Is it possible to add docvars to hacker_news_sparse, in a way something like below, instead of using "data = covariates"

hacker_news_sparse$covariates <- Covariate_data_frame$covariates # assining a column as docvar

juliasilge commented 1 year ago

@oguzozbay No, I don't believe so. The data passed in as the first argument documents is only meant to be the text data, not other covariates.

SarahRWarren commented 1 year ago

Hi, Julia! Thanks for a super helpful post. I used this code successfully about a year ago to estimate a topic model on some forum posts. After some updates to the furrr package, the code no longer runs and, when it doesn't throw an error, it crashes my computer. Are you aware of a workaround?

(Note: same thing is happening to colleagues using a similar procedure on different datasets.)

The multiprocess function was phased out, so I switched to multisession. I also switched from a K=(20,40,60,80,100) to a continuous K = (5:100). This has made it so that the code runs, but it also crashes my computer.

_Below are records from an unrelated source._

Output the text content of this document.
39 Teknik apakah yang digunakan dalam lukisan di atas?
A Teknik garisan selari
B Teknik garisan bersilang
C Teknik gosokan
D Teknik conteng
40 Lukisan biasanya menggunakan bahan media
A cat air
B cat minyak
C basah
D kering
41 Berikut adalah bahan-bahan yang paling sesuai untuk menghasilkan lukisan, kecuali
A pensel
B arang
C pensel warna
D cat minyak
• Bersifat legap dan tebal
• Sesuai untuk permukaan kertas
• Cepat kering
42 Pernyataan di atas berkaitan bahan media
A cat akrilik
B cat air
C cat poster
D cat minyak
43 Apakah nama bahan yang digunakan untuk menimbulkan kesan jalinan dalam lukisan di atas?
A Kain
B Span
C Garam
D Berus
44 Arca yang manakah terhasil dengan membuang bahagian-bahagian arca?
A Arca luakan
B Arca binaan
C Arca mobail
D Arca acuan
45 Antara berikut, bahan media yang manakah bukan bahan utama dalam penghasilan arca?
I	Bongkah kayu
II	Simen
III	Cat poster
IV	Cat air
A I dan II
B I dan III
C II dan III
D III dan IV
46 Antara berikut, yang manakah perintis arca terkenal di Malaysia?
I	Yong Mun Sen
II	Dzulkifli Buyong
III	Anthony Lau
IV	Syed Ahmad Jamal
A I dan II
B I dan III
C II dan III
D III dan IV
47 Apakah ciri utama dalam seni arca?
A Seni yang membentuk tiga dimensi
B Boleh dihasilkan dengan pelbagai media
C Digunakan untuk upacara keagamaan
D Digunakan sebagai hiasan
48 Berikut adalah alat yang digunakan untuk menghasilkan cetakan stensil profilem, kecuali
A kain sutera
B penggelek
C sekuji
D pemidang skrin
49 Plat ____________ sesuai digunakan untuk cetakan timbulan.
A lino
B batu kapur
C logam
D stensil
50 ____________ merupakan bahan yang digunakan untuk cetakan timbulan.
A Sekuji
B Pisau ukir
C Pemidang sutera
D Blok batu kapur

df <- read_rds("data/df.Rds")

tidy_forum <- df %>%
  unnest_tokens(word, text_noquote, token = "tweets") %>%
  anti_join(get_stopwords()) %>%
  filter(!str_detect(word, "[0-9]+")) %>%
  add_count(word)
#we use "tweets" here because it's a good workhorse token for processing all kinds of forum data

forum_sparse <- tidy_forum %>%
  count(id, word) %>%
  cast_sparse(id, word, n)

#breaking point
plan(multisession)
many_models <- tibble(K = 5:100) %>%
  mutate(topic_model = future_map(K, ~stm(forum_sparse, K=K), 
                                  seed = TRUE))
juliasilge commented 1 year ago

@SarahRWarren It looks like you need to make a few changes to your code based on updates to future and furrr:

library(tidyverse)
library(tidytext)
library(furrr)
#> Loading required package: future
library(stm)
#> stm v1.3.6 successfully loaded. See ?stm for help. 
#>  Papers, resources, and other materials at structuraltopicmodel.com

tidy_austen <- 
    janeaustenr::austen_books() %>%
    mutate(id = row_number()) %>%
    unnest_tokens(word, text) %>%
    anti_join(get_stopwords()) %>%
    add_count(word) %>%
    filter(n > 10)
#> Joining with `by = join_by(word)`

sparse_austen <- 
    tidy_austen %>%
    count(id, word, name = "word_count") %>%
    cast_sparse(id, word, word_count)

plan(multisession, workers = 3)
tibble(K = c(4, 8, 12)) %>%
    mutate(topic_model = future_map(
        ## notice that it is `K = .` here:
        K, ~ stm(sparse_austen, K = ., verbose = FALSE), 
        ## new way to pass seed arg:
        .options = furrr_options(seed = TRUE)
    ))
#> # A tibble: 3 × 2
#>       K topic_model
#>   <dbl> <list>     
#> 1     4 <STM>      
#> 2     8 <STM>      
#> 3    12 <STM>

Created on 2023-04-25 with reprex v2.0.2

If that doesn't fix it, I am guessing your problem may be because of differences in how memory is managed with the different non-sequential evaluation strategies. Are you running out of memory? Are you on Windows? Probably not, if you were using multiprocess before; I believe that multicore would be the same as what you used before. You can read more about these differences here:

You may see a warning about using multicore in RStudio, but you can turn the warning off if you're comfortable with the tradeoffs there.